While the cliché would have it that the introduction of sound "nailed the camera to the floor," August found the new technology challenging and inspiring. His stunning camera work on John Ford films such as Salute and Men without Women is filled with elaborate tracking shots, underwater photography (at one point, he mounted a camera in a waterproof booth on top of a submarine and filmed the submersion), and other bravura techniques without sacrificing what Lindsay Anderson calls his "voluptuous lighting" which gives films like The Black Watch their "remarkable visual distinction: strikingly chiaroscuro, boldly dramatic in composition, strongly dramatic in atmosphere."
August worked often with Ford in the 1930s, oddly—considering that both men made their reputations in the genre—never in a western. Ford had August utilize double exposures to make twins of Edward G. Robinson in The Whole Town's Talking just as the cinematographer had done with William S. Hart in Three Word Brand (1921). Ford and August also worked together on the moody Mary of Scotland, The Plough and the Stars (an "Irish" film that seems to be composed equally of documentary and expressionist techniques), and The Informer, Ford's most overt excursion into the art film. The Informer seems more deliberate and obvious than much of Ford's best work but August's contribution is superb: stylized, shadowy, evocative.
However, Ford had no monopoly on August's services. Rowland Brown, Stevens, Dieterle, Cukor, and Borzage all brought out fresh facets of the cinematographer's talent. The cinematography in Quick Millions is fast-paced and hard-boiled; August suffuses Man's Castle with romantic mist; A Damsel in Distress is fluid and sun-lit; Gunga Din stylizes its roughhousing, mock-heroic images by placing the camera below eye level and undercranking.
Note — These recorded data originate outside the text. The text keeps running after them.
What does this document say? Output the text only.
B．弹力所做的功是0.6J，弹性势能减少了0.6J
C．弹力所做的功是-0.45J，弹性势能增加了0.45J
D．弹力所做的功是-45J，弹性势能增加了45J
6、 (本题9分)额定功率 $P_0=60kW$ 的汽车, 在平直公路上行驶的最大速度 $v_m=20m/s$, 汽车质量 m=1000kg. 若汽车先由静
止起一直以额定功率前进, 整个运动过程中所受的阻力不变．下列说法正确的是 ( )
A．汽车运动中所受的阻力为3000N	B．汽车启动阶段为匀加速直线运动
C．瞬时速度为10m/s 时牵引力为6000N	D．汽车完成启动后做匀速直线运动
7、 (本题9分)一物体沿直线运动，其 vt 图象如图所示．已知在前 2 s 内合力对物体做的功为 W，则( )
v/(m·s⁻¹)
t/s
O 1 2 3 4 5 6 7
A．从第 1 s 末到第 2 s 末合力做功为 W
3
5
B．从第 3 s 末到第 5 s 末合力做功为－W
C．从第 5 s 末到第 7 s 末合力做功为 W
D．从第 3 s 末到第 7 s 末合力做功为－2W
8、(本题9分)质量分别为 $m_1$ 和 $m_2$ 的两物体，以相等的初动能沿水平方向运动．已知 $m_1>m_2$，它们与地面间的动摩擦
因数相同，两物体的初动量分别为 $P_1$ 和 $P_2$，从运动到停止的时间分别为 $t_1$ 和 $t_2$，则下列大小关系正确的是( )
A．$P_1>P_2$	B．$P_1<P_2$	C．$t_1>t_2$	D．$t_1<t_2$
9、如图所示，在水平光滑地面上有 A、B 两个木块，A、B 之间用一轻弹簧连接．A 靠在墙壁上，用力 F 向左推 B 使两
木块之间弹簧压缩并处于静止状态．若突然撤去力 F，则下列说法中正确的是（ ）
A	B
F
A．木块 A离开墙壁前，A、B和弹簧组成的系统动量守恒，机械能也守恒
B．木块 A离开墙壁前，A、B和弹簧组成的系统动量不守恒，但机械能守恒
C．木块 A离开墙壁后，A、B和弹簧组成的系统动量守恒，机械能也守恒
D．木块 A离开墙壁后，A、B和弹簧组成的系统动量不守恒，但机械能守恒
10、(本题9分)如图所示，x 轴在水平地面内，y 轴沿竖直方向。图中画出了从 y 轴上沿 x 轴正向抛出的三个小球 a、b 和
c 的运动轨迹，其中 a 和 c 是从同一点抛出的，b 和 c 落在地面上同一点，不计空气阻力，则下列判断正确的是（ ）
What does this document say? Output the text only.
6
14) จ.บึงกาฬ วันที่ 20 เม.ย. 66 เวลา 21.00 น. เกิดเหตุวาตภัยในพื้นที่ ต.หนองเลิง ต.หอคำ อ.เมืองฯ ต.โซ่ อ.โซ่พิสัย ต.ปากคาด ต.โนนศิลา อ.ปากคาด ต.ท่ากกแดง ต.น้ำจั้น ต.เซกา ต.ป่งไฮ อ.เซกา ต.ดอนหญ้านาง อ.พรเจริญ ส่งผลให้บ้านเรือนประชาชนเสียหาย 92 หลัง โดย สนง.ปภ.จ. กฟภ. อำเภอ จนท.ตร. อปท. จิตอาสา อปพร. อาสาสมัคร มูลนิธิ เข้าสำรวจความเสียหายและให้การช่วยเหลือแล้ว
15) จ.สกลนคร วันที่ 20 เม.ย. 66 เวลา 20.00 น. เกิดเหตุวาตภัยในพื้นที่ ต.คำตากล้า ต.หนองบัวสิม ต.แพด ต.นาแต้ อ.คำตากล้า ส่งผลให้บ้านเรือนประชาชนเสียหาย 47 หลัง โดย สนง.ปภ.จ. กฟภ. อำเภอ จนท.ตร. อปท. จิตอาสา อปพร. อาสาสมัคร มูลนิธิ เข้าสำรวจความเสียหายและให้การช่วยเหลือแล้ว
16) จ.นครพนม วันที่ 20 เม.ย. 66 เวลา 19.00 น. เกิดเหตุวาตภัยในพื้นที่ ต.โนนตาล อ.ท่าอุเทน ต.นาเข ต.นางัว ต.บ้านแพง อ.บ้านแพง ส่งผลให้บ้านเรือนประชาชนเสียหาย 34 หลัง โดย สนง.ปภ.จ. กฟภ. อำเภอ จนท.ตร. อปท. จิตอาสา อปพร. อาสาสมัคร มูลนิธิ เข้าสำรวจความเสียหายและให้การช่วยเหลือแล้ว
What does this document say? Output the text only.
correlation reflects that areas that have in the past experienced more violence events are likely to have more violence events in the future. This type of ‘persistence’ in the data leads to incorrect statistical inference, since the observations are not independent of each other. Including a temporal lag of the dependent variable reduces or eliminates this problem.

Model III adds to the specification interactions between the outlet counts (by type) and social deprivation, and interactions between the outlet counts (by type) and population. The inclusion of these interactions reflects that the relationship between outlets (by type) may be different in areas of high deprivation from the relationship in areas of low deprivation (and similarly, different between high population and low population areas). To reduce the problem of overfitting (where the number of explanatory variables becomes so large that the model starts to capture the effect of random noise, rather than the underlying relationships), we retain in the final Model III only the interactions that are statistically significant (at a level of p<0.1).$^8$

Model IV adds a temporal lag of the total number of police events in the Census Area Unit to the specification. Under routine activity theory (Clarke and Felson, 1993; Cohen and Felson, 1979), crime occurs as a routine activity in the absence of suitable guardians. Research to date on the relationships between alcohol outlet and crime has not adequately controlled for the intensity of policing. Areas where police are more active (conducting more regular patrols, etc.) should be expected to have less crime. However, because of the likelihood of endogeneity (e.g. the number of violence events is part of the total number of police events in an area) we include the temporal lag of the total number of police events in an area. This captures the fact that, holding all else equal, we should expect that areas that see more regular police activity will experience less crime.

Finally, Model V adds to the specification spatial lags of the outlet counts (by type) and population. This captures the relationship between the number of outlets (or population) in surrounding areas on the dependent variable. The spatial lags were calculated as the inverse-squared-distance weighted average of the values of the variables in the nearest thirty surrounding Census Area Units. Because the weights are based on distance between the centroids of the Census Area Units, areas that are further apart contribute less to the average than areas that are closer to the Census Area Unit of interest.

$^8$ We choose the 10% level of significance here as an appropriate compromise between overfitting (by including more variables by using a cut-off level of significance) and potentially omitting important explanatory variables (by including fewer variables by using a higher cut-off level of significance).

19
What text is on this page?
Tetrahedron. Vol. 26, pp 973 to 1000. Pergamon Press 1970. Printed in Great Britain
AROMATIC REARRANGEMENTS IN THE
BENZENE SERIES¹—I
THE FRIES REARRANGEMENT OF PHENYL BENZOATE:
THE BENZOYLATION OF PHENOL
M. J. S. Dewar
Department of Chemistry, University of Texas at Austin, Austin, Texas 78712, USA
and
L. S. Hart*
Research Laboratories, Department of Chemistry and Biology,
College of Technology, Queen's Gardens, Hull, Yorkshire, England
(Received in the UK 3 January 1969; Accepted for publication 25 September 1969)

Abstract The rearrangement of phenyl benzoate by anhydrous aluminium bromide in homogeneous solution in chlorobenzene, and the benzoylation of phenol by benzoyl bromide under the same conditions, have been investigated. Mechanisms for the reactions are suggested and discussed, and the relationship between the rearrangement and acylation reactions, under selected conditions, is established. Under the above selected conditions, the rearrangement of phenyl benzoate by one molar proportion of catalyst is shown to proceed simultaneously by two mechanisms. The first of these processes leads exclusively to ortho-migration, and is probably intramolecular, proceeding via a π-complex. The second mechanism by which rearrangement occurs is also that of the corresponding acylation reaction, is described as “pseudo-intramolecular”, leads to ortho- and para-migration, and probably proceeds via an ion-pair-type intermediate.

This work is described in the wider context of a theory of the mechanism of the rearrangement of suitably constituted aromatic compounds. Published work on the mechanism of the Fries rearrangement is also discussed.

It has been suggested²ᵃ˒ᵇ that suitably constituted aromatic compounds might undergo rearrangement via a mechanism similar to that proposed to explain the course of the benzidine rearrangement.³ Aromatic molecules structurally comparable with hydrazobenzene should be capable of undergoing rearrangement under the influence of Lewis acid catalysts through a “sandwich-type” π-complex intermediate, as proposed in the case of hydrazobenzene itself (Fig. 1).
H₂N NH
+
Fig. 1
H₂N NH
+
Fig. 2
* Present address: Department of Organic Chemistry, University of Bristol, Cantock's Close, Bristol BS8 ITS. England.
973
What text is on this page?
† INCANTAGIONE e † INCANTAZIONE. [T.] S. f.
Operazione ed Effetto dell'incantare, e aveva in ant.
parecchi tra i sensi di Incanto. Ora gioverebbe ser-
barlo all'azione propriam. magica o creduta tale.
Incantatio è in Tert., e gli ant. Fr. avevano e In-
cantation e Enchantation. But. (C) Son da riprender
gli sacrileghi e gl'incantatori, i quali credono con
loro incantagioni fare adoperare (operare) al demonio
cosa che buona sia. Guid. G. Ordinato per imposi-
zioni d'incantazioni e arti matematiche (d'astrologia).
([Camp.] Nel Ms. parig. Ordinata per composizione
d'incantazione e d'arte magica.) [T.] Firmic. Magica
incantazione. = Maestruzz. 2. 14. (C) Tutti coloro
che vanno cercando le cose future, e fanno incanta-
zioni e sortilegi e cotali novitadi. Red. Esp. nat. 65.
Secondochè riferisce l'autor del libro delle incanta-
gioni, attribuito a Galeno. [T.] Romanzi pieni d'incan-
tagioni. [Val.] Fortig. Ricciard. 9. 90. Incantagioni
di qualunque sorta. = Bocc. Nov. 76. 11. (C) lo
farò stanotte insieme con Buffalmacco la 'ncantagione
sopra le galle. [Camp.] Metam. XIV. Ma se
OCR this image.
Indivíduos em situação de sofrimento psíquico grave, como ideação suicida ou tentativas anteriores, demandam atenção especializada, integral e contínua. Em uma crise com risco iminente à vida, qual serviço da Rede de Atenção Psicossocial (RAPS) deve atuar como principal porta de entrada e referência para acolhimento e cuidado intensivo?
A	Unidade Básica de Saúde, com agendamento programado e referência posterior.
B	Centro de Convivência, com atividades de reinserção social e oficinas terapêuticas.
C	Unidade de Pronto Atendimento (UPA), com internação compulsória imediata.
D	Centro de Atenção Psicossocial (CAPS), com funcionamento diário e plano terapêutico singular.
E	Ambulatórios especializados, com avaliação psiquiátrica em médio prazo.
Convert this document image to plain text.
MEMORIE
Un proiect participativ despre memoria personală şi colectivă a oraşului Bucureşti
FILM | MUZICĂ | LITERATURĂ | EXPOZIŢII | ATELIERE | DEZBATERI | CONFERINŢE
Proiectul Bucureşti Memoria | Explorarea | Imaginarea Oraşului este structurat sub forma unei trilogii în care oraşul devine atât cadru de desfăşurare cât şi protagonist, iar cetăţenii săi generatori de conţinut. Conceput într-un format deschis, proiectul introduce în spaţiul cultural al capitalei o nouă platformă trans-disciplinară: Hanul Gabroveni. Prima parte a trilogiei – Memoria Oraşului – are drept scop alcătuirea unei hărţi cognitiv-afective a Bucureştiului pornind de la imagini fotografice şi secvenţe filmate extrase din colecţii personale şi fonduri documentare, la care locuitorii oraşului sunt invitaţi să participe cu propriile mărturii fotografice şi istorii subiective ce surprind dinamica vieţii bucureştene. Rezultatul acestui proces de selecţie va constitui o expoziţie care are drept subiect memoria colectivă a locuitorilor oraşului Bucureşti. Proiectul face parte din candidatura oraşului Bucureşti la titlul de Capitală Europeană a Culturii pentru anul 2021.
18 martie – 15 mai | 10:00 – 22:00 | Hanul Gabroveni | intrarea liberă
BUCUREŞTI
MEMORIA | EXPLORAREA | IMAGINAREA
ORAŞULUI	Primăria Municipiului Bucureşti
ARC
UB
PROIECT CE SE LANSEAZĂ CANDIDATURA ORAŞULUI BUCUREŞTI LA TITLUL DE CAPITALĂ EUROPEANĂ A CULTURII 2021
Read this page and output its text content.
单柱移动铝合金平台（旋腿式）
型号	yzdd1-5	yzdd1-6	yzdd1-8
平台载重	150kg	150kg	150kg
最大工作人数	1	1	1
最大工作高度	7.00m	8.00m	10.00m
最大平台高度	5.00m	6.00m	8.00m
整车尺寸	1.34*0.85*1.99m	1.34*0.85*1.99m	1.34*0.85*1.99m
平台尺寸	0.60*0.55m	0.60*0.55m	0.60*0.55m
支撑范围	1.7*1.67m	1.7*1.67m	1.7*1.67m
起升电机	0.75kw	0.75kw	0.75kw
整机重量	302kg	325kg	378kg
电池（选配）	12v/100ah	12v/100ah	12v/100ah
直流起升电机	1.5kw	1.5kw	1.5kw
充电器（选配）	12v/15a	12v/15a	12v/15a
Portrait of Jennie, August's last film, contains some of his most striking work: harsh, black-and-white contrasts in one scene, dreamy, misty romanticism in the next. Only in his late 50s when he died, August was a motion picture veteran of over 30 years. His career neatly spans the "Golden Age." He weathered the technical innovations of the silent period, matter-of-factly took on sound, and gracefully exited the scene before television ever played havoc with the sensitive, glimmering, and audacious images to which he devoted his life.